Per capire il fondo dove è precipitata la Roma, può bastare anche un solo nome: Daniele De Rossi. Romano, romanista, una sola maglia nella sua vita ieri, oggi e domani, un futuro da capitano, erede designato di Francesco Totti. Non è più così. E non lo diciamo perché coltiviamo il sottile piacere della provocazione. Lo dicono i tifosi della Roma. Che nelle ore successive all’eliminazione in Champions, hanno certificato, e continueranno a certificarlo nei prossimi giorni, che non esiste più un amore a prescindere. Neppure per Daniele De Rossi, oggi pure lui sul banco degli imputati.

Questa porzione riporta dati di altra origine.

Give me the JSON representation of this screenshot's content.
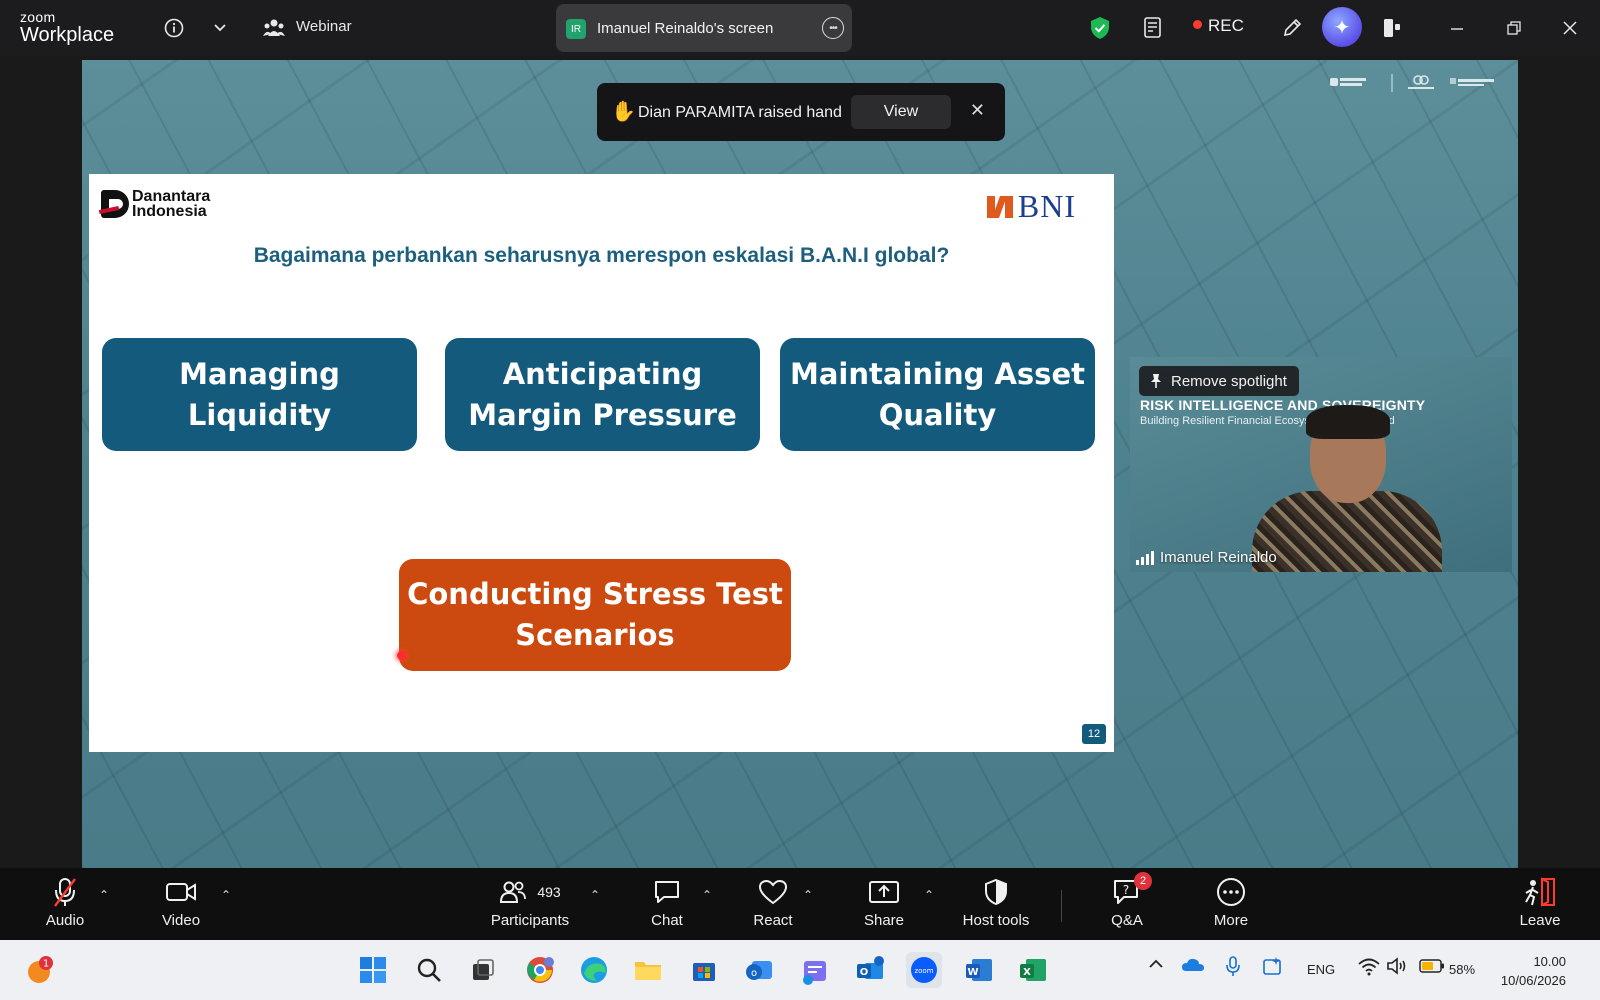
{
  "app": {
    "brand_line1": "zoom",
    "brand_line2": "Workplace",
    "mode": "Webinar",
    "share_title": "Imanuel Reinaldo's screen",
    "share_initials": "IR",
    "rec_label": "REC"
  },
  "notification": {
    "text": "Dian PARAMITA raised hand",
    "view_label": "View"
  },
  "slide": {
    "logo_left_line1": "Danantara",
    "logo_left_line2": "Indonesia",
    "logo_right": "BNI",
    "title": "Bagaimana perbankan seharusnya merespon eskalasi B.A.N.I global?",
    "boxes": [
      {
        "line1": "Managing",
        "line2": "Liquidity"
      },
      {
        "line1": "Anticipating",
        "line2": "Margin Pressure"
      },
      {
        "line1": "Maintaining Asset",
        "line2": "Quality"
      },
      {
        "line1": "Conducting Stress Test",
        "line2": "Scenarios"
      }
    ],
    "page_number": "12"
  },
  "speaker": {
    "spotlight_label": "Remove spotlight",
    "banner_title": "RISK INTELLIGENCE AND SOVEREIGNTY",
    "banner_subtitle": "Building Resilient Financial Ecosyst       Uncertain World",
    "name": "Imanuel Reinaldo"
  },
  "toolbar": {
    "audio": "Audio",
    "video": "Video",
    "participants": "Participants",
    "participants_count": "493",
    "chat": "Chat",
    "react": "React",
    "share": "Share",
    "host_tools": "Host tools",
    "qa": "Q&A",
    "qa_badge": "2",
    "more": "More",
    "leave": "Leave"
  },
  "taskbar": {
    "notif_badge": "1",
    "lang": "ENG",
    "battery": "58%",
    "time": "10.00",
    "date": "10/06/2026"
  },
  "colors": {
    "slide_teal": "#135a7c",
    "slide_orange": "#cc4a0f",
    "title_teal": "#1d5f7e",
    "rec_red": "#ff3b30"
  }
}
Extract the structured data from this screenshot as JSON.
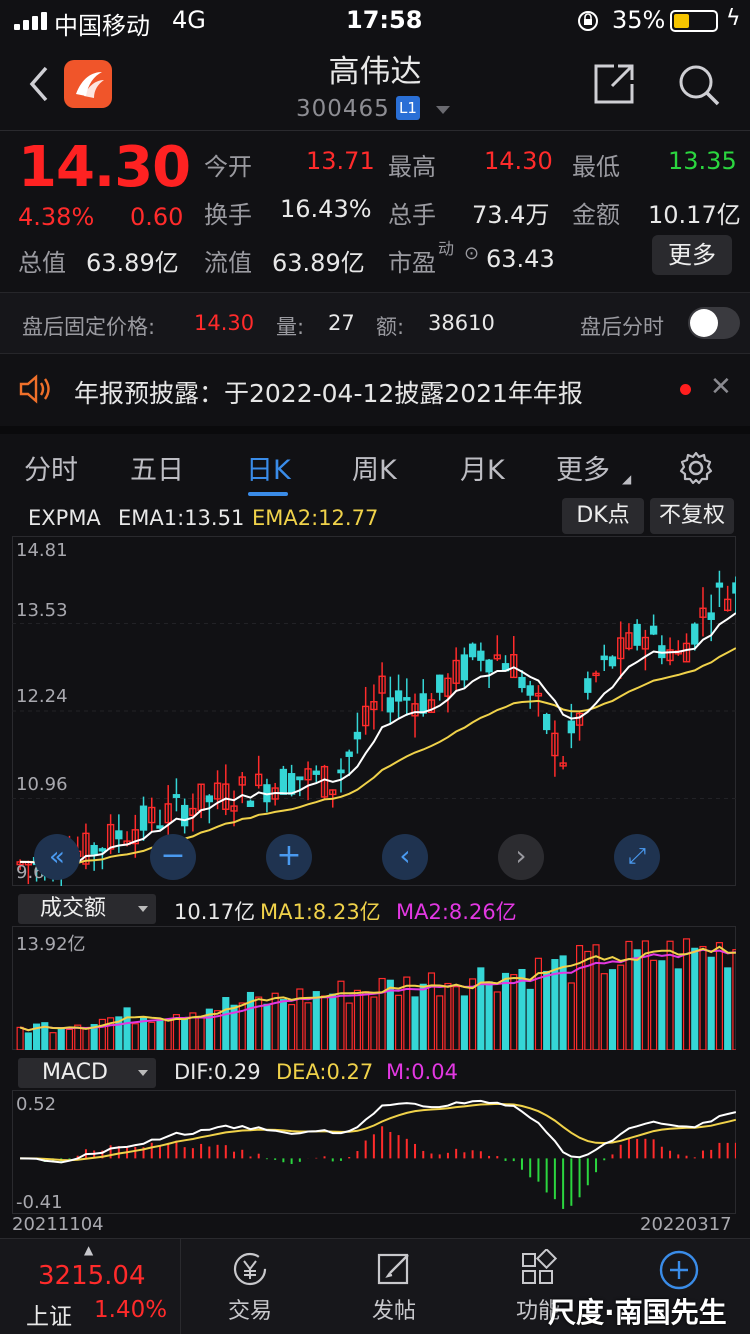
{
  "status_bar": {
    "carrier": "中国移动",
    "network": "4G",
    "time": "17:58",
    "battery": "35%"
  },
  "header": {
    "title": "高伟达",
    "code": "300465",
    "level_badge": "L1",
    "share_icon": "share-icon",
    "search_icon": "search-icon"
  },
  "quote": {
    "price": "14.30",
    "change_pct": "4.38%",
    "change": "0.60",
    "open_label": "今开",
    "open": "13.71",
    "high_label": "最高",
    "high": "14.30",
    "low_label": "最低",
    "low": "13.35",
    "turnover_label": "换手",
    "turnover": "16.43%",
    "volume_label": "总手",
    "volume": "73.4万",
    "amount_label": "金额",
    "amount": "10.17亿",
    "total_cap_label": "总值",
    "total_cap": "63.89亿",
    "float_cap_label": "流值",
    "float_cap": "63.89亿",
    "pe_label": "市盈",
    "pe_sup": "动",
    "pe": "63.43",
    "more_label": "更多"
  },
  "after_hours": {
    "label": "盘后固定价格:",
    "price": "14.30",
    "vol_label": "量:",
    "vol": "27",
    "amt_label": "额:",
    "amt": "38610",
    "timeshare_label": "盘后分时"
  },
  "notice": {
    "text": "年报预披露：于2022-04-12披露2021年年报"
  },
  "tabs": [
    {
      "label": "分时"
    },
    {
      "label": "五日"
    },
    {
      "label": "日K"
    },
    {
      "label": "周K"
    },
    {
      "label": "月K"
    },
    {
      "label": "更多"
    }
  ],
  "kline": {
    "indicator": "EXPMA",
    "ema1": "EMA1:13.51",
    "ema2": "EMA2:12.77",
    "dk_label": "DK点",
    "adjust_label": "不复权",
    "y_labels": [
      "14.81",
      "13.53",
      "12.24",
      "10.96",
      "9.68"
    ],
    "y_values": [
      14.81,
      13.53,
      12.24,
      10.96,
      9.68
    ]
  },
  "volume": {
    "selector": "成交额",
    "value": "10.17亿",
    "ma1": "MA1:8.23亿",
    "ma2": "MA2:8.26亿",
    "y_max": "13.92亿"
  },
  "macd": {
    "selector": "MACD",
    "dif": "DIF:0.29",
    "dea": "DEA:0.27",
    "m": "M:0.04",
    "y_max": "0.52",
    "y_min": "-0.41"
  },
  "dates": {
    "start": "20211104",
    "end": "20220317"
  },
  "colors": {
    "up": "#ff2b2b",
    "down": "#35d6d6",
    "ema1": "#ffffff",
    "ema2": "#f0d24a",
    "ma2": "#e238e2",
    "accent": "#3a8ce8"
  },
  "bottom_nav": {
    "index_value": "3215.04",
    "index_name": "上证",
    "index_pct": "1.40%",
    "items": [
      {
        "label": "交易"
      },
      {
        "label": "发帖"
      },
      {
        "label": "功能"
      }
    ]
  },
  "watermark": "尺度·南国先生"
}
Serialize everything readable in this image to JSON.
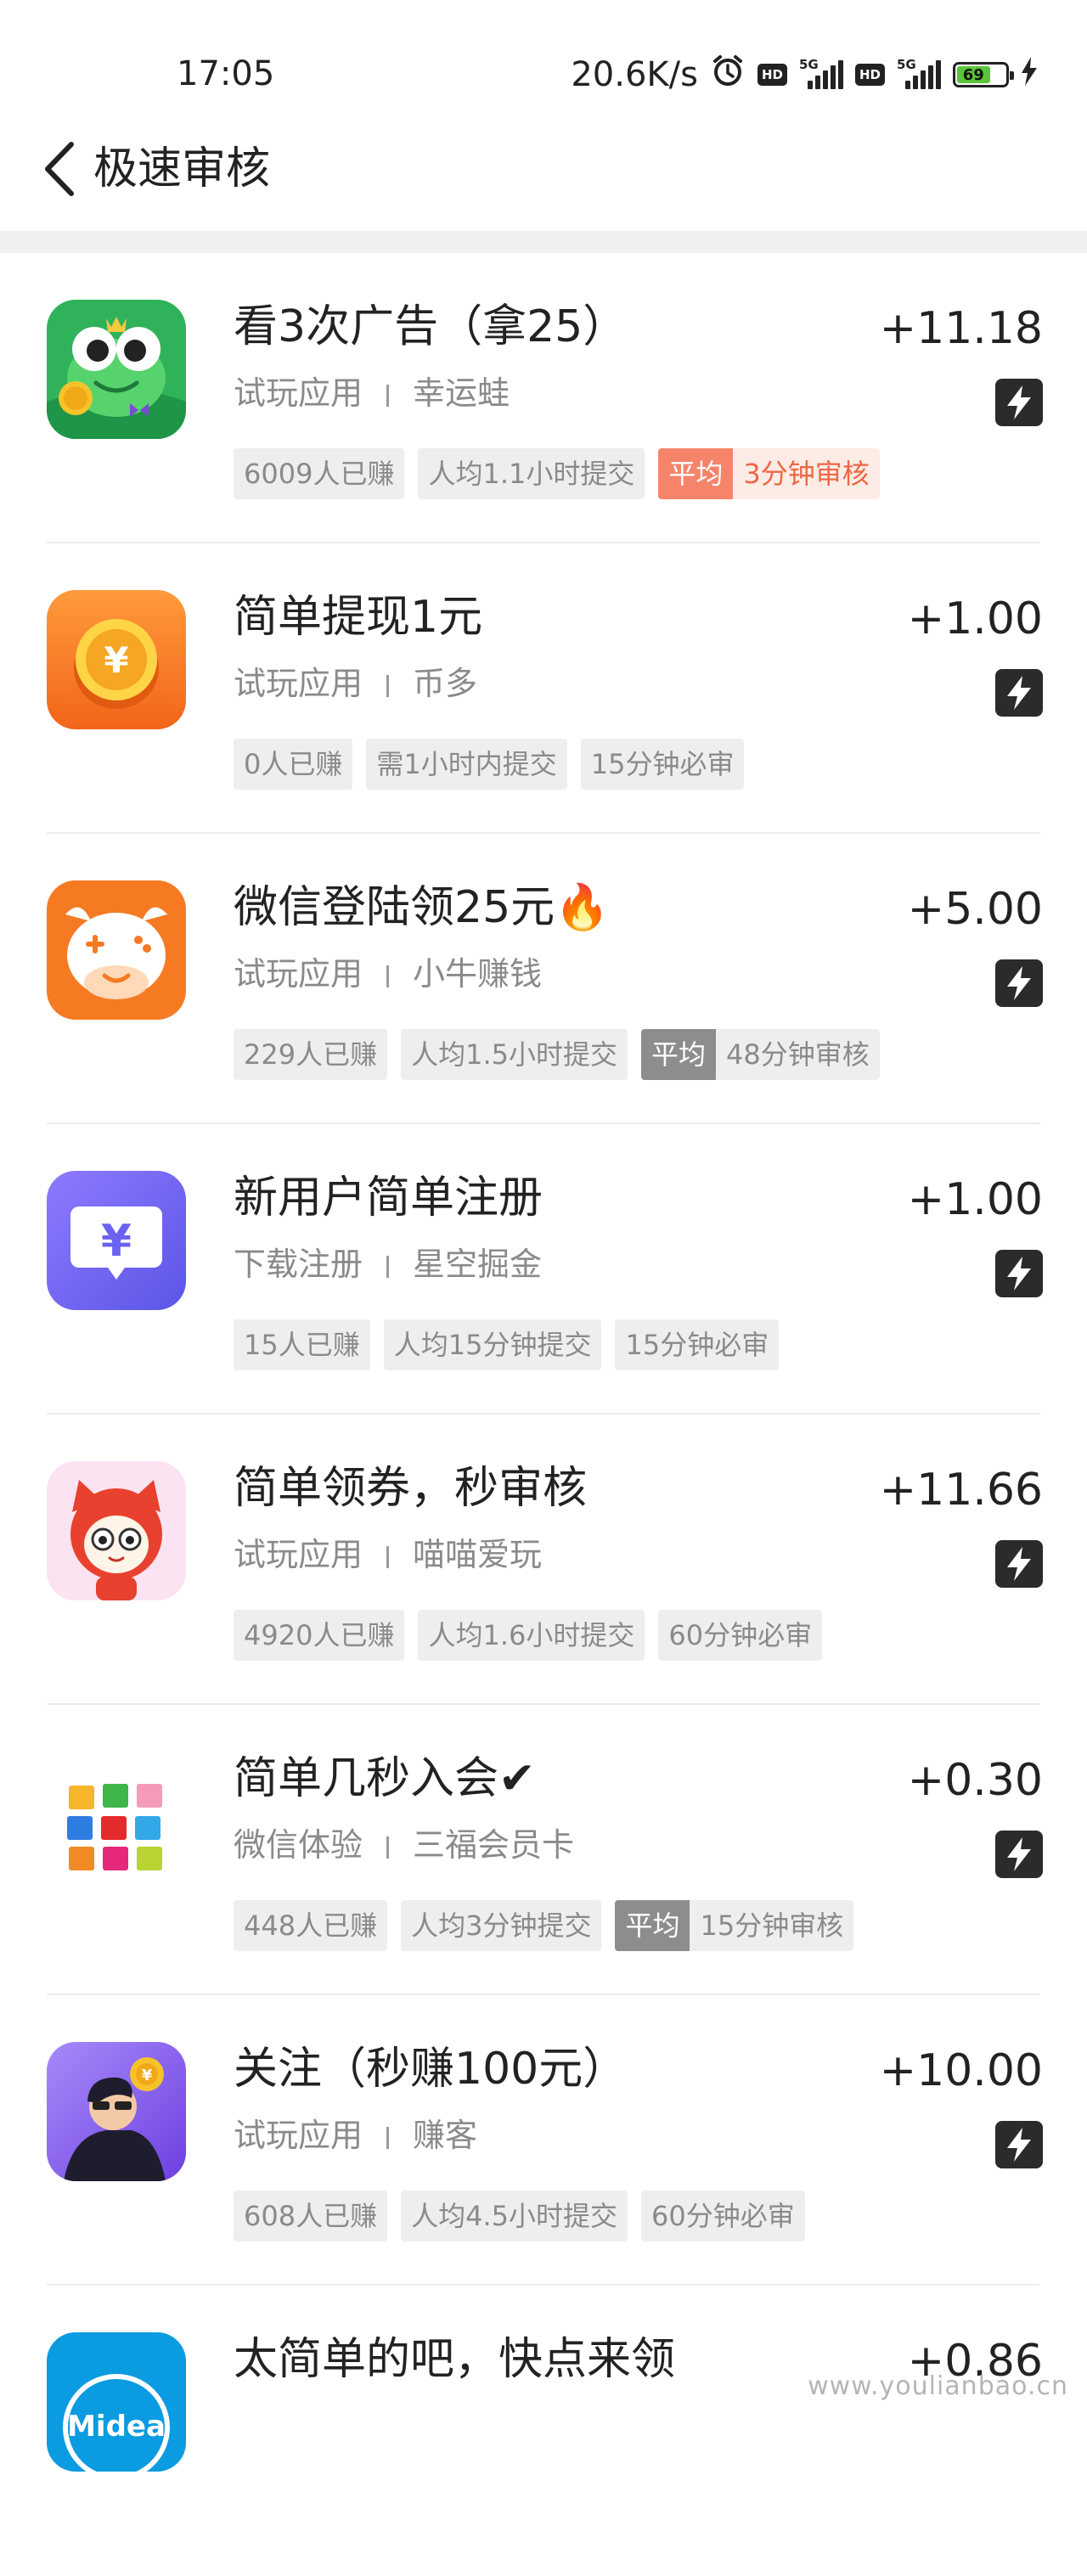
{
  "status_bar": {
    "time": "17:05",
    "network_speed": "20.6K/s",
    "hd_label": "HD",
    "signal_label": "5G",
    "battery_level": "69",
    "icons": [
      "alarm-icon",
      "hd-icon",
      "signal-5g-icon",
      "hd-icon",
      "signal-5g-icon",
      "battery-icon",
      "charging-icon"
    ]
  },
  "header": {
    "title": "极速审核",
    "back_icon": "chevron-left-icon"
  },
  "tasks": [
    {
      "title": "看3次广告（拿25）",
      "reward": "+11.18",
      "category": "试玩应用",
      "app_name": "幸运蛙",
      "earned": "6009人已赚",
      "avg_submit": "人均1.1小时提交",
      "review_label": "平均",
      "review": "3分钟审核",
      "review_style": "orange",
      "icon": "frog-app-icon"
    },
    {
      "title": "简单提现1元",
      "reward": "+1.00",
      "category": "试玩应用",
      "app_name": "币多",
      "earned": "0人已赚",
      "avg_submit": "需1小时内提交",
      "review": "15分钟必审",
      "icon": "coin-app-icon"
    },
    {
      "title": "微信登陆领25元🔥",
      "reward": "+5.00",
      "category": "试玩应用",
      "app_name": "小牛赚钱",
      "earned": "229人已赚",
      "avg_submit": "人均1.5小时提交",
      "review_label": "平均",
      "review": "48分钟审核",
      "review_style": "gray",
      "icon": "cow-app-icon"
    },
    {
      "title": "新用户简单注册",
      "reward": "+1.00",
      "category": "下载注册",
      "app_name": "星空掘金",
      "earned": "15人已赚",
      "avg_submit": "人均15分钟提交",
      "review": "15分钟必审",
      "icon": "yuan-chat-app-icon"
    },
    {
      "title": "简单领券，秒审核",
      "reward": "+11.66",
      "category": "试玩应用",
      "app_name": "喵喵爱玩",
      "earned": "4920人已赚",
      "avg_submit": "人均1.6小时提交",
      "review": "60分钟必审",
      "icon": "cat-app-icon"
    },
    {
      "title": "简单几秒入会✔",
      "reward": "+0.30",
      "category": "微信体验",
      "app_name": "三福会员卡",
      "earned": "448人已赚",
      "avg_submit": "人均3分钟提交",
      "review_label": "平均",
      "review": "15分钟审核",
      "review_style": "gray",
      "icon": "color-grid-app-icon"
    },
    {
      "title": "关注（秒赚100元）",
      "reward": "+10.00",
      "category": "试玩应用",
      "app_name": "赚客",
      "earned": "608人已赚",
      "avg_submit": "人均4.5小时提交",
      "review": "60分钟必审",
      "icon": "man-coin-app-icon"
    },
    {
      "title": "太简单的吧，快点来领",
      "reward": "+0.86",
      "icon": "midea-app-icon",
      "icon_text": "Midea"
    }
  ],
  "watermark": "www.youlianbao.cn"
}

IN UCRAINA – La notte di Donetsk, la gomitata a Srna, l’ennesima, basti ricordare che a Bologna, Lecce e nelle due partite contro gli ucraini poteva essere espulso, i pesanti insulti a Lucescu (a fine partita i dirigenti giallorossi sono andati a chiedere scusa al tecnico romeno), hanno ufficialmente aperto anche il caso De Rossi. Sul quale si interrogano la società di oggi, quella di domani, la Federazione, Cesare Prandelli. In ballo c’è tutto: la Roma, il derby, di domenica prossima, la fascia di capitano, la maglia azzurra. Già nel dopo partita di Donetsk, i dirigenti hanno parlato con il centrocampista di Ostia, stigmatizzando in maniera molto chiara quanto era accaduto in campo, anticipandogli che ci sarà una multa (non sarà inferiore agli ottantamila euro) proporzionata alla squalifica (la sentenza dovrebbe esserci nei primi dieci giorni di aprile) per la quale è probabile che non sarà fatto neppure il ricorso, chiedendo spiegazioni su un gesto che non può essere avallato dal fatto che Srna prendeva in giro e parlava male degli italiani. Fosse questo il metro, quasi tutte le partite si trasformerebbero in risse.
PRECEDENTI – Peraltro non è la prima volta per De Rossi. Gli era capitato pure in Nazionale, mondiali tedeschi, vittima l’americano McBryde, così come ci sono stati altri episodi che non arricchiscono il curriculum del biondo. E la cosa, in Figc, non è che faccia piacere, anzi. C’è un codice etico da rispettare, De Rossi non l’ha fatto. C’è il rischio che Prandelli, che parlerà con il giocatore in questi giorni, possa decidere di non convocarlo (20 marzo) per la partita di qualificazione all’Europeo in Slovenia (25) e per la successiva amichevole in Ucraina (29).
FUTURO – Se fino a qualche settimana fa non c’erano dubbi sul fatto che De Rossi sarebbe rimasto alla Roma (dei contatti per il nuovo contratto ci sono già stati con una richiesta di ingaggio molto importante), oggi il dubbio è legittimo. Conseguenza anche di prestazioni in campo che da un po’ di tempo non sono all’altezza e, pure, di un contratto in scadenza tra un anno, cosa che vuol dire rinnovo o giocatore sul mercato subito per non rischiare di fare il bis di Mexes. Sui motivi di questa involuzione del giocatore si potrebbe parlare a lungo, anche perché ci sono motivazioni private che meritano però il rispetto e il silenzio. In ogni caso ci sarà bisogno, quando arriverà la nuova proprietà, che ci si metta seduti attorno a un tavolo e capire, reciprocamente, se sarà il caso di continuare ad andare avanti insieme. Roba che se l’avessimo scritta solo qualche mese fa, ci saremmo messi a ridere da soli. Oggi, invece, non c’è proprio nulla da ridere.